In his decision, Neuman ordered county officials to notify any voter whose mail-in ballot is rejected because of an error—such as a missing signature or missing handwritten date—so that the voter has an opportunity to challenge the decision.

Neuman also ordered the county to allow those voters to vote by provisional ballot to help ensure they could cast a ballot that would be counted.

The conflicting decisions over ballot curing may send the matter to the state supreme court, where Democrats outnumber Republicans five to two.

Nick Sherman, the chairman of Washington County’s commissioners, said he and other county officials hadn’t decided whether to appeal.

However, Sherman called Neuman’s ruling a prime example of a judge “legislating from the bench,” while maintaining that the county’s practices were compliant with state law.

“I would question how you would read a law that is that black and white and then make a ruling like that,” Sherman said in an interview.

Sherman said state law does not allow the county to begin processing mail-in ballots—called precanvassing—until Election Day starting at 7 a.m.

However, Witold Walczak, legal director of the American Civil Liberties Union of Pennsylvania, which helped represent the plaintiffs, claimed county election workers could see right away whether a just-arrived mail-in ballot had mistakes that would disqualify it.

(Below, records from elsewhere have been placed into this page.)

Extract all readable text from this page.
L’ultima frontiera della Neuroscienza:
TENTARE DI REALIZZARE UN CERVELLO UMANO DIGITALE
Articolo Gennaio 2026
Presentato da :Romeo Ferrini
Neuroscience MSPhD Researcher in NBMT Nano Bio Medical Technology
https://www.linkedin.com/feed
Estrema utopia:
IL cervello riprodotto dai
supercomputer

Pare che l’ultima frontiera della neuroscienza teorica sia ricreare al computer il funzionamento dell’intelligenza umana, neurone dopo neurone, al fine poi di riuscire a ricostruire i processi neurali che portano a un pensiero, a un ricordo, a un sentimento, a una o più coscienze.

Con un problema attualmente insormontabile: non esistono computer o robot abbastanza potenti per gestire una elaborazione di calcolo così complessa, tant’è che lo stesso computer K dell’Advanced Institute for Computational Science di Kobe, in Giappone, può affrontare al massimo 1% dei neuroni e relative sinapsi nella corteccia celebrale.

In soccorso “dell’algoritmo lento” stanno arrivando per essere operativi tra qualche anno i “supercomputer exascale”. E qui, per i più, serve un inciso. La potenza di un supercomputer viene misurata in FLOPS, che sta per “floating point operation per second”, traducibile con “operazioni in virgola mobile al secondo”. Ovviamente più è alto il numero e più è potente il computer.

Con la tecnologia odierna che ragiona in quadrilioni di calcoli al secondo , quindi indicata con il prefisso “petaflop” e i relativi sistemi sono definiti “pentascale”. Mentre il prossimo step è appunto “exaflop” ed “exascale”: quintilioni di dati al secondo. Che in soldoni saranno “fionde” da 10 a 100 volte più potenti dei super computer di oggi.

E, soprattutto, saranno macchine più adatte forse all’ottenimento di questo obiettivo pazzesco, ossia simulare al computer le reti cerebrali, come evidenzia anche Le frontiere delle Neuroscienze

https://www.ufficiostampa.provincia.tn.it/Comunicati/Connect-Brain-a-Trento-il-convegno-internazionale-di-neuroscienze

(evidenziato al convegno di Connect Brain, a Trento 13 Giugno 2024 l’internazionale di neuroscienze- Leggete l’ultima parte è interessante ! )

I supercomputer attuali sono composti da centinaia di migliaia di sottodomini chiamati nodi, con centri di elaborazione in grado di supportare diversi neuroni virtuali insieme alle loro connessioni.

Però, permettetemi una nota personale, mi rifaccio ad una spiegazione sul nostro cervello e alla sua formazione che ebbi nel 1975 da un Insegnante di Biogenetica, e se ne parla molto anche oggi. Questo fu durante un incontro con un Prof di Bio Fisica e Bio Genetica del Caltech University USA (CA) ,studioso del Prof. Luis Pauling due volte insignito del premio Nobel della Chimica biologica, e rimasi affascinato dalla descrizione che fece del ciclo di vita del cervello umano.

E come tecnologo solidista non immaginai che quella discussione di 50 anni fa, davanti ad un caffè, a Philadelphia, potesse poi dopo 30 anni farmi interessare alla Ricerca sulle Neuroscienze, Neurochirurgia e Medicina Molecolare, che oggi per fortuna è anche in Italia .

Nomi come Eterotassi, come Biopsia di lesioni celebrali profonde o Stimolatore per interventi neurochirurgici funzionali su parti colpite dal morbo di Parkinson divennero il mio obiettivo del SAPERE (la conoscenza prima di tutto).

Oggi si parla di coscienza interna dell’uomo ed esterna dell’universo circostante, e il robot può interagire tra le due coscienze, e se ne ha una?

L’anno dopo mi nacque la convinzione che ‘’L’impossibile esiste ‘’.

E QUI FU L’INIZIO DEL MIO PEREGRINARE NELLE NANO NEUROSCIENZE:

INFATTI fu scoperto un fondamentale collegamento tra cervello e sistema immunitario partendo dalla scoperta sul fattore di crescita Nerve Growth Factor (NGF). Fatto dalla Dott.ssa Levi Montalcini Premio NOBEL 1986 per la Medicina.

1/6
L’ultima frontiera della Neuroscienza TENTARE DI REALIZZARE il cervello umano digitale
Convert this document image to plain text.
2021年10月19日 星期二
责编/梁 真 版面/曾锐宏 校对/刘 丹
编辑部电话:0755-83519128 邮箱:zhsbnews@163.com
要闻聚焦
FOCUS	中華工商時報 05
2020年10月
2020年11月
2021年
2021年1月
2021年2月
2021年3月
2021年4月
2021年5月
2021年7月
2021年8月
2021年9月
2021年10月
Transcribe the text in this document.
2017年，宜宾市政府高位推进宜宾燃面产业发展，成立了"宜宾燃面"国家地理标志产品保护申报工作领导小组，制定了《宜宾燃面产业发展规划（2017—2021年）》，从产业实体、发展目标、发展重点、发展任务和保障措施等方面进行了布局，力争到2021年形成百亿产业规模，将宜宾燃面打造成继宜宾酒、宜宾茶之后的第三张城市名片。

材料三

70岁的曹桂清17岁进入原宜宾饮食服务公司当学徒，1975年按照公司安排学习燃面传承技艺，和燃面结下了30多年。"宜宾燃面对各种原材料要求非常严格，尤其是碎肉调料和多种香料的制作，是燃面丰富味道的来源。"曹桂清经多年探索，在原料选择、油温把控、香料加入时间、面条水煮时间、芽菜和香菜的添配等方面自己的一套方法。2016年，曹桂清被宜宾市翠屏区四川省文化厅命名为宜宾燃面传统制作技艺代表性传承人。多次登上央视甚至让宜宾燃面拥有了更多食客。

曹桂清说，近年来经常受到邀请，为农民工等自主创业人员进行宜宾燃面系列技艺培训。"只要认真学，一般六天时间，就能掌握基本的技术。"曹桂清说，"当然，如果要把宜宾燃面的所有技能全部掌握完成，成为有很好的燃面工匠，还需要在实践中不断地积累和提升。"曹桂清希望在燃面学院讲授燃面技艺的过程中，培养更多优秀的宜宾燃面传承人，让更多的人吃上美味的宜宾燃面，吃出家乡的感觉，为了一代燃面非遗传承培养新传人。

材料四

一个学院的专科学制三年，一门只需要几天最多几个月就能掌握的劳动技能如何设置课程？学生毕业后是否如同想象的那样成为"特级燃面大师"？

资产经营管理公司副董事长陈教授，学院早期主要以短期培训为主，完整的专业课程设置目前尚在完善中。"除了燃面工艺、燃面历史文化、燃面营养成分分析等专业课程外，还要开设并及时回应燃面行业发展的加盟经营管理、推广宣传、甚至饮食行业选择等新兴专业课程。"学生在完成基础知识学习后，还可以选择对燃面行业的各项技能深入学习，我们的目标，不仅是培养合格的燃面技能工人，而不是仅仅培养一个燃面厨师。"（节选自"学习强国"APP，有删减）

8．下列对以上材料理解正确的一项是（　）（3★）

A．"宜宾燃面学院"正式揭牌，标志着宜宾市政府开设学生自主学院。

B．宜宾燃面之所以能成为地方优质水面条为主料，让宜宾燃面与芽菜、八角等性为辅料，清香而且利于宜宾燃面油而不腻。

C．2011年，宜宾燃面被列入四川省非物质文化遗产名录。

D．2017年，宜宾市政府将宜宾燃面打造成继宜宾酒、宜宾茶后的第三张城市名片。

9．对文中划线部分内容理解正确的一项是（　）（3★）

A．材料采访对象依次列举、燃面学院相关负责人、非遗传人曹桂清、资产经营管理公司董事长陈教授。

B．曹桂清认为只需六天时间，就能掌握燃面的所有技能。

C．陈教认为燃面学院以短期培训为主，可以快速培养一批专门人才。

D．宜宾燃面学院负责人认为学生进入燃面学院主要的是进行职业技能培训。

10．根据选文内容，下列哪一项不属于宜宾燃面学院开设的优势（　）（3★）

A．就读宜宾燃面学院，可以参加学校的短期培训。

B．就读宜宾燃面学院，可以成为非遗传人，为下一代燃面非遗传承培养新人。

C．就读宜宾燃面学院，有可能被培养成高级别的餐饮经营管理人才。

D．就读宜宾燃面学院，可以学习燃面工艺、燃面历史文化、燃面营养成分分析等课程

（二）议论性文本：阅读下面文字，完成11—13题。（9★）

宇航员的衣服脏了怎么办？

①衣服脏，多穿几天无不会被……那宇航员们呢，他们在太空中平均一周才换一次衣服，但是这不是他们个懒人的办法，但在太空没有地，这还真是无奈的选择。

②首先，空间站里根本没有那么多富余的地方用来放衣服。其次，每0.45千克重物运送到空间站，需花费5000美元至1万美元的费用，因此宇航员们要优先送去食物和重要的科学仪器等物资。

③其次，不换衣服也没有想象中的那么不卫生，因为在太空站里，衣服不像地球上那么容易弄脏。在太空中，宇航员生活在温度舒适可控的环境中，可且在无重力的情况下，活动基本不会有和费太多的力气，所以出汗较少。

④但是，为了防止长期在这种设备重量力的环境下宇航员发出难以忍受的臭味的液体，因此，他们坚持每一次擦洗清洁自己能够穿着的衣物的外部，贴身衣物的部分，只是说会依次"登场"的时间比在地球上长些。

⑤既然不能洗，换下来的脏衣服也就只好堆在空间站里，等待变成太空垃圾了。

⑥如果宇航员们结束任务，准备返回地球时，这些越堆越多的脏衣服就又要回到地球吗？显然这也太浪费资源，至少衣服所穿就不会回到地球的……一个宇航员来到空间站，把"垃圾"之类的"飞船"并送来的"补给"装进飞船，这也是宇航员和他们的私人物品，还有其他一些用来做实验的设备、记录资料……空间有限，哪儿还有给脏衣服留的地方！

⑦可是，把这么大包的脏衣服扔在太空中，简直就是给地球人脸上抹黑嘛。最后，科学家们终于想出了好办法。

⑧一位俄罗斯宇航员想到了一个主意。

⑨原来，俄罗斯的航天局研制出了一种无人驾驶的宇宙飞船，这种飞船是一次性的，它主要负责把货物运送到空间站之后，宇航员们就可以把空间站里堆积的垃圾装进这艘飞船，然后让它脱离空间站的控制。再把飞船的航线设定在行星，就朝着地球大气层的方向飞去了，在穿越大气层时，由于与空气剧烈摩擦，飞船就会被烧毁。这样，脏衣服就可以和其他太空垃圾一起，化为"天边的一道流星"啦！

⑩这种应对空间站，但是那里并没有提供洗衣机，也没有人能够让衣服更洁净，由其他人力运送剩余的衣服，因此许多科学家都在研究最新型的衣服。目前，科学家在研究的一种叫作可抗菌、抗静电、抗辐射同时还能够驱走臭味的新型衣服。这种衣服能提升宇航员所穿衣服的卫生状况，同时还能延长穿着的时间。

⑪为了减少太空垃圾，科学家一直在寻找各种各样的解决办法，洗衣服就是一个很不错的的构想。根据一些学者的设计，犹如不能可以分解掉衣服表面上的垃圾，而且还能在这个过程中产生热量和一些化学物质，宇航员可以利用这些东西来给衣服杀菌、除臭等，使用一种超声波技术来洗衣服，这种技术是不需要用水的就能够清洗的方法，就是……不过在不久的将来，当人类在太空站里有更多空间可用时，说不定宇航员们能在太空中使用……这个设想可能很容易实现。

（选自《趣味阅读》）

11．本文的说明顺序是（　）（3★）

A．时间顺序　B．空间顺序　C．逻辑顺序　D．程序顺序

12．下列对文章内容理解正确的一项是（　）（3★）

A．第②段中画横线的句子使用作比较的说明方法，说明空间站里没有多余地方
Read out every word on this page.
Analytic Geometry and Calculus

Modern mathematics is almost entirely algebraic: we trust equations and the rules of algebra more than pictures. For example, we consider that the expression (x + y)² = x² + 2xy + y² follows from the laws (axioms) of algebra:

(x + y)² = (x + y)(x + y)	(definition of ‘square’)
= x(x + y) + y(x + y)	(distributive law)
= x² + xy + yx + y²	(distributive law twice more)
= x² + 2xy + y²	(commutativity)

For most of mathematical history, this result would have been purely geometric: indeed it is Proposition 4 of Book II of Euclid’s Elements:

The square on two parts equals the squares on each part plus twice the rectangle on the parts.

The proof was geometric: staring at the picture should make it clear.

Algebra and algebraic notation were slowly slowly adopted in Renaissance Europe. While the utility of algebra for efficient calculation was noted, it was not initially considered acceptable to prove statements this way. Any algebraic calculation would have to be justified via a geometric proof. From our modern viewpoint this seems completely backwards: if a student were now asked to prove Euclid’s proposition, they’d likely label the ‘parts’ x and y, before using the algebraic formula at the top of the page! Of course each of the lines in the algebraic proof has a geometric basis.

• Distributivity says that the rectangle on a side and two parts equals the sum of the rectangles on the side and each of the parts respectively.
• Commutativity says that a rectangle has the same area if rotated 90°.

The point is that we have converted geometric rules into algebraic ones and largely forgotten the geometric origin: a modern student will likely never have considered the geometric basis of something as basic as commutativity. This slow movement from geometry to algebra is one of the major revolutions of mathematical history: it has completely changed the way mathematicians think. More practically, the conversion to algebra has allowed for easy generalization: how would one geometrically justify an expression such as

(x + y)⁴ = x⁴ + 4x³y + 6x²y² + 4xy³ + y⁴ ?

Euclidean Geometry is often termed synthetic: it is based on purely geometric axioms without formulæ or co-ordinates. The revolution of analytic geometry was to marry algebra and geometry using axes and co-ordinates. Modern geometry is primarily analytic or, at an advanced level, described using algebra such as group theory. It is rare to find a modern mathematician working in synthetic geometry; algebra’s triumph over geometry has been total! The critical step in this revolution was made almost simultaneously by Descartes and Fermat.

Most counties check for such mistakes and notify voters immediately or enter the ballot’s status into the state’s voting database, Walczak said. That helps alert a voter that their ballot was rejected so they can try to make sure they cast a ballot that counts, Walczak said.

None of that is precanvassing, Walczak claimed.

“Precanvassing is about opening the [ballot] envelopes,” Walczak said. “That’s not what this is. And if Sherman is right, then 80% of counties are doing it wrong.”